A manifestação percorreu as ruas do centro da cidade em tom festivo, com muitas bandeiras da Palestina, música e palavras de ordem a exigir ação do governo para cortar as emissões poluentes, numa altura em que a preocupação dos eleitores com a crise climática é menor do que com o aumento do custo de vida e a campanha para as legislativas de 22 de novembro é dominada pelo debate em torno das políticas de migração e a economia do país.
Wat een dag! Bedankt voor jullie komst . Dit was de grootste #klimaatmars ooit. Meer dan 85.000 mensen gingen de straat op voor het klimaat en rechtvaardigheid. Next: 22 november. Ga stemmen en kies voor een ander klimaat! #klimaatmars #decrisisisnu #verkiezingen2023 pic.twitter.com/EFkzEMtnGL
— Mars voor Klimaat en Rechtvaardigheid (@klimaatmars) November 12, 2023
"Vivemos num tempo de crises, todas elas o resultado das escolhas políticas que foram feitas. Mas pode ser e tem de ser diferente", afirmavam os organizadores da Coligação Crise Climática.
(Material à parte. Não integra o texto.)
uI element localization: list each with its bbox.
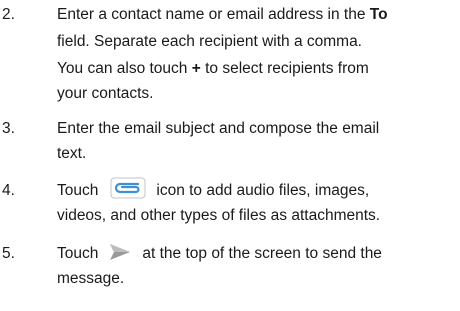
- step-line: your contacts.: [57, 85, 154, 102]
- step-line: Touch at the top of the screen to send th…: [57, 242, 457, 267]
- text-segment: to select recipients from: [200, 60, 369, 77]
- step-line: Enter the email subject and compose the …: [57, 120, 380, 137]
- step-line: Enter a contact name or email address in…: [57, 3, 457, 30]
- step-line: You can also touch + to select recipient…: [57, 57, 457, 82]
- step-text: Touch at the top of the screen to send th…: [57, 242, 457, 290]
- step-text: Enter a contact name or email address in…: [57, 3, 457, 105]
- step-number: 2.: [2, 6, 15, 23]
- step-text: Enter the email subject and compose the …: [57, 117, 457, 165]
- text-segment: You can also touch: [57, 60, 192, 77]
- plus-icon: +: [191, 60, 201, 77]
- step-line: message.: [57, 270, 125, 287]
- step-number: 3.: [2, 120, 15, 137]
- step-line: text.: [57, 145, 87, 162]
- send-icon: [108, 242, 132, 262]
- step-number: 4.: [2, 182, 15, 199]
- text-segment: icon to add audio files, images,: [156, 182, 370, 199]
- step-line: field. Separate each recipient with a co…: [57, 33, 362, 50]
- step-line: videos, and other types of files as atta…: [57, 207, 381, 224]
- text-segment: Enter a contact name or email address in…: [57, 6, 370, 23]
- step-text: Touch icon to add audio files, images, vi…: [57, 177, 457, 227]
- text-segment: Touch: [57, 182, 99, 199]
- to-field-label: To: [369, 6, 388, 23]
- step-line: Touch icon to add audio files, images,: [57, 177, 457, 204]
- step-number: 5.: [2, 245, 15, 262]
- paperclip-icon: [110, 177, 146, 199]
- text-segment: Touch: [57, 245, 99, 262]
- text-segment: at the top of the screen to send the: [142, 245, 382, 262]
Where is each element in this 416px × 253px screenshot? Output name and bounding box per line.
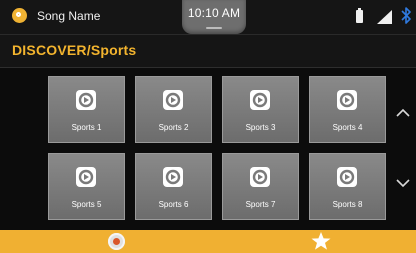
tile-label: Sports 4 bbox=[332, 123, 363, 132]
title-bar: DISCOVER/Sports bbox=[0, 34, 416, 68]
song-name[interactable]: Song Name bbox=[37, 9, 100, 23]
page-title: DISCOVER/Sports bbox=[12, 42, 137, 58]
tile-label: Sports 7 bbox=[245, 200, 276, 209]
channel-icon bbox=[76, 167, 96, 187]
star-icon[interactable] bbox=[310, 231, 332, 251]
bluetooth-glyph bbox=[401, 7, 411, 24]
channel-icon bbox=[163, 167, 183, 187]
channel-icon bbox=[250, 90, 270, 110]
chevron-down-icon[interactable] bbox=[394, 174, 412, 192]
bottom-bar bbox=[0, 230, 416, 253]
status-bar: Song Name 10:10 AM bbox=[0, 0, 416, 34]
chevron-up-icon[interactable] bbox=[394, 104, 412, 122]
tile-label: Sports 5 bbox=[71, 200, 102, 209]
tile-sports-3[interactable]: Sports 3 bbox=[222, 76, 299, 143]
tile-sports-5[interactable]: Sports 5 bbox=[48, 153, 125, 220]
content-area: Sports 1 Sports 2 Sports 3 Sports 4 Spor… bbox=[0, 68, 416, 230]
home-icon[interactable] bbox=[108, 233, 125, 250]
tile-label: Sports 6 bbox=[158, 200, 189, 209]
channel-icon bbox=[76, 90, 96, 110]
tile-label: Sports 1 bbox=[71, 123, 102, 132]
battery-icon bbox=[356, 8, 363, 23]
tile-label: Sports 8 bbox=[332, 200, 363, 209]
channel-icon bbox=[250, 167, 270, 187]
tile-sports-6[interactable]: Sports 6 bbox=[135, 153, 212, 220]
tile-label: Sports 3 bbox=[245, 123, 276, 132]
channel-icon bbox=[337, 90, 357, 110]
clock-tab[interactable]: 10:10 AM bbox=[182, 0, 246, 34]
tile-label: Sports 2 bbox=[158, 123, 189, 132]
signal-icon bbox=[377, 10, 392, 24]
app-icon[interactable] bbox=[12, 8, 27, 23]
channel-icon bbox=[163, 90, 183, 110]
channel-icon bbox=[337, 167, 357, 187]
pull-down-handle[interactable] bbox=[206, 27, 222, 29]
tile-sports-7[interactable]: Sports 7 bbox=[222, 153, 299, 220]
tile-sports-1[interactable]: Sports 1 bbox=[48, 76, 125, 143]
tile-sports-8[interactable]: Sports 8 bbox=[309, 153, 386, 220]
tile-sports-2[interactable]: Sports 2 bbox=[135, 76, 212, 143]
clock-time: 10:10 AM bbox=[187, 6, 241, 20]
screen: Song Name 10:10 AM DISCOVER/Sports Sport… bbox=[0, 0, 416, 253]
tile-sports-4[interactable]: Sports 4 bbox=[309, 76, 386, 143]
bluetooth-icon bbox=[401, 7, 416, 26]
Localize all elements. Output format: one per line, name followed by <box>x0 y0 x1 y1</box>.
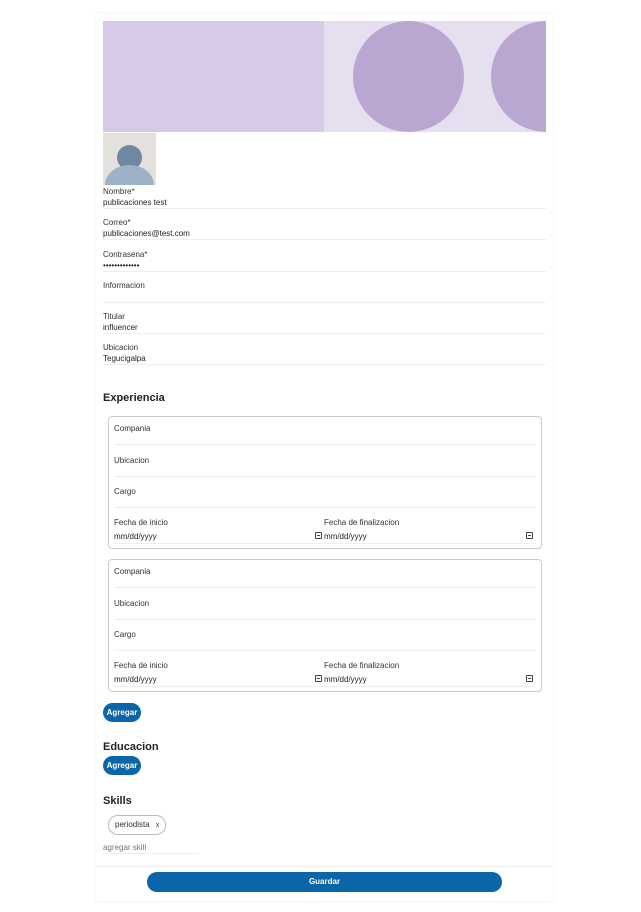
remove-skill-icon[interactable]: x <box>156 822 160 829</box>
info-input[interactable] <box>103 291 546 303</box>
role-field[interactable]: Cargo <box>114 630 536 651</box>
email-field[interactable]: Correo* publicaciones@test.com <box>103 218 546 240</box>
role-input[interactable] <box>114 497 536 508</box>
footer-divider <box>96 866 553 867</box>
company-label: Compania <box>114 424 151 433</box>
exp-location-field[interactable]: Ubicacion <box>114 599 536 620</box>
start-date-input[interactable]: mm/dd/yyyy <box>114 532 157 541</box>
role-label: Cargo <box>114 487 136 496</box>
start-date-label: Fecha de inicio <box>114 661 168 670</box>
start-date-label: Fecha de inicio <box>114 518 168 527</box>
company-input[interactable] <box>114 577 536 588</box>
profile-banner[interactable] <box>103 21 546 132</box>
exp-location-label: Ubicacion <box>114 456 150 465</box>
education-title: Educacion <box>103 741 159 753</box>
location-field[interactable]: Ubicacion Tegucigalpa <box>103 343 546 365</box>
calendar-icon[interactable] <box>315 675 322 682</box>
end-date-input[interactable]: mm/dd/yyyy <box>324 675 367 684</box>
avatar[interactable] <box>103 133 156 185</box>
company-input[interactable] <box>114 434 536 445</box>
save-button[interactable]: Guardar <box>147 872 502 892</box>
company-field[interactable]: Compania <box>114 424 536 445</box>
end-date-label: Fecha de finalizacion <box>324 518 400 527</box>
experience-entry: Compania Ubicacion Cargo Fecha de inicio… <box>108 559 542 692</box>
add-experience-button[interactable]: Agregar <box>103 703 141 722</box>
calendar-icon[interactable] <box>315 532 322 539</box>
skills-title: Skills <box>103 795 132 807</box>
calendar-icon[interactable] <box>526 675 533 682</box>
end-date-underline <box>324 686 535 687</box>
exp-location-input[interactable] <box>114 466 536 477</box>
headline-input[interactable]: influencer <box>103 322 546 334</box>
password-input[interactable]: ••••••••••••• <box>103 260 546 272</box>
exp-location-label: Ubicacion <box>114 599 150 608</box>
experience-title: Experiencia <box>103 392 165 404</box>
email-input[interactable]: publicaciones@test.com <box>103 228 546 240</box>
calendar-icon[interactable] <box>526 532 533 539</box>
skill-chip-label: periodista <box>115 820 150 829</box>
role-input[interactable] <box>114 640 536 651</box>
name-label: Nombre* <box>103 187 135 196</box>
headline-label: Titular <box>103 312 125 321</box>
add-education-button[interactable]: Agregar <box>103 756 141 775</box>
role-field[interactable]: Cargo <box>114 487 536 508</box>
password-field[interactable]: Contrasena* ••••••••••••• <box>103 250 546 272</box>
location-label: Ubicacion <box>103 343 139 352</box>
name-field[interactable]: Nombre* publicaciones test <box>103 187 546 209</box>
add-skill-input[interactable] <box>103 842 199 854</box>
avatar-body-icon <box>105 165 154 185</box>
experience-entry: Compania Ubicacion Cargo Fecha de inicio… <box>108 416 542 549</box>
end-date-input[interactable]: mm/dd/yyyy <box>324 532 367 541</box>
company-label: Compania <box>114 567 151 576</box>
role-label: Cargo <box>114 630 136 639</box>
skill-chip: periodista x <box>108 815 167 835</box>
start-date-underline <box>114 543 323 544</box>
banner-left-block <box>103 21 324 132</box>
headline-field[interactable]: Titular influencer <box>103 312 546 334</box>
email-label: Correo* <box>103 218 131 227</box>
start-date-underline <box>114 686 323 687</box>
end-date-label: Fecha de finalizacion <box>324 661 400 670</box>
banner-circle <box>491 21 546 132</box>
info-label: Informacion <box>103 281 145 290</box>
banner-circle <box>353 21 464 132</box>
password-label: Contrasena* <box>103 250 148 259</box>
start-date-input[interactable]: mm/dd/yyyy <box>114 675 157 684</box>
exp-location-field[interactable]: Ubicacion <box>114 456 536 477</box>
company-field[interactable]: Compania <box>114 567 536 588</box>
exp-location-input[interactable] <box>114 609 536 620</box>
location-input[interactable]: Tegucigalpa <box>103 353 546 365</box>
info-field[interactable]: Informacion <box>103 281 546 303</box>
end-date-underline <box>324 543 535 544</box>
name-input[interactable]: publicaciones test <box>103 197 546 209</box>
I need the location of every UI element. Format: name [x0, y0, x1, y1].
A intervenção de Greta Thunberg foi interrompida brevemente por um manifestante, após ela ter cedido parte do seu tempo de intervenção a uma ativista afegã e outra palestiniana. "Vim aqui a um protesto climático, não a um evento político", disse o manifestante a Greta, antes de ser retirado do palco.
"Enquanto movimento pela justiça climática, temos de ouvir as vozes dos que estão a ser oprimidos e dos que lutam pela liberdade e pela justiça. De outra forma, não pode haver justiça climática sem solidariedade internacional", afirmou Greta Thunberg, citada pela Associated Press.